R – SharePoint 2007: List theory Question

sharepointwss

I'm writing a solution around MOSS 2007. And storing fairly large quantities of data in a list.

My first question is: Can lists handle large quantities of data – around 200 000 items. Now I've already read up about it, and it seems like the limitations of lists are on the number of items the views can display (2000). So question is: Is this a recommendation or a real limitation? No documentation actually confirms this.

second question if its a physical limitation in how many items the view can display, Does this mean that its impossible to check for duplicates in a sharepoint list that contains vast quantities of data?

In the sense that to perform a wsList.getListItems you have to pass a view (if the list contains 100 000 records, and the view can only contain 2000 records) how is it possible to check for duplicates?

Thanks

Best Answer

Huge list performance

You may want to read "Scaling to Extremely Large Lists and Performant Access Methods" and "Best Practices for LARGE SharePoint Lists and Documents Libraries".

Another thing this article does not mention that adding list items with SPList.Items.Add, because on large list it's a huge performance penality. What you do is build efficient query that returns no items and then add item to that collection (somwhere i was reading that webservices perform good on adding item, however i can't find that article no more).

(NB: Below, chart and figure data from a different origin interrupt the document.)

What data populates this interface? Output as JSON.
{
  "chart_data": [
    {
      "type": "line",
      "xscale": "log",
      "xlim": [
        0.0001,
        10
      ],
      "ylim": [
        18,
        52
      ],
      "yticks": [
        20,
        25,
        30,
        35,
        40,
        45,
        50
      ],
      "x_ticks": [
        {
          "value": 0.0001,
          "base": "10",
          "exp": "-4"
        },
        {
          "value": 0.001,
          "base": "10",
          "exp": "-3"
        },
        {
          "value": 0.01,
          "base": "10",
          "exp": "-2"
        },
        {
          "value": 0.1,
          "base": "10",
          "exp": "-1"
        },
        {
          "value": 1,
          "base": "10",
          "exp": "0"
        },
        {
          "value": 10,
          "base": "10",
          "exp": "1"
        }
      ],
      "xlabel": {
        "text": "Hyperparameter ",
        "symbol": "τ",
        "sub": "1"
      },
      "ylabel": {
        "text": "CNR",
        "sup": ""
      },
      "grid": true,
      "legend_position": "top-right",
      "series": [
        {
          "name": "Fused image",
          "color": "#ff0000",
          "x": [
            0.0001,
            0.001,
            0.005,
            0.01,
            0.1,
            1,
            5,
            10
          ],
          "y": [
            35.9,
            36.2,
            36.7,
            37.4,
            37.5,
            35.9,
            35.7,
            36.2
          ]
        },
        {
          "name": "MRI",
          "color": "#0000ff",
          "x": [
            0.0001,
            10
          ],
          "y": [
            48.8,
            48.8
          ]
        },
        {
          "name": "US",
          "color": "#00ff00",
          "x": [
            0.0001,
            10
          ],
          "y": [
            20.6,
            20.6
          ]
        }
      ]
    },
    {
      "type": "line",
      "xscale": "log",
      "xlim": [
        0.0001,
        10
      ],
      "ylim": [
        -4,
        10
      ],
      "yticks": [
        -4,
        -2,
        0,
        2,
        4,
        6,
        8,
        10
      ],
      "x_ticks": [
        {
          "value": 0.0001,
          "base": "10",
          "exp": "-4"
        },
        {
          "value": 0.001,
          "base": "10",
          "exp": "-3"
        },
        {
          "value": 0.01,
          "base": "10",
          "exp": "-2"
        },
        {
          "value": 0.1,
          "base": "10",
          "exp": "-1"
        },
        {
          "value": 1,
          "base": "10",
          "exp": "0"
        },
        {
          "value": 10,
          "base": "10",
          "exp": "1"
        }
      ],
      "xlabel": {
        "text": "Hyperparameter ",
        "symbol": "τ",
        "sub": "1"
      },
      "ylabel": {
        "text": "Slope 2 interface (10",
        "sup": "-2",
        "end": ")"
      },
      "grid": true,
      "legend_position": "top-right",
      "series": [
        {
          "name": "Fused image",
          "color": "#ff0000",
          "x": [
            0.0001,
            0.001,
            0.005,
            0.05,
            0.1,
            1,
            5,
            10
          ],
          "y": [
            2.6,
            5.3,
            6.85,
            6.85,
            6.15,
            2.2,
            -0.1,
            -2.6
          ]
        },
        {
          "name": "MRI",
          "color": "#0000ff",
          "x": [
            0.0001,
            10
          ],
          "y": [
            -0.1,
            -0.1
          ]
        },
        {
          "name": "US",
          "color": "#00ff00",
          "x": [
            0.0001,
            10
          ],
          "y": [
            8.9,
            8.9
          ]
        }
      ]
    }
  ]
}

You can also see some tests (or other tests) on how huge lists perform.

As for duplicates

You may want to create Scheduled job (SPJobDefinition) that runs somwhere at night and checks for duplicates.

Better idea than looping all SPListItem's and then Query list for each item to check for duplicates would probably be to get a DataTable (SPListItemCollection.GetDataTable()) for all items and use some technique to determine duplicates.

As for views

Filter items, order to see relevant ones and define your RowLimit. That's the key for views - you just need most relevant items, don't you?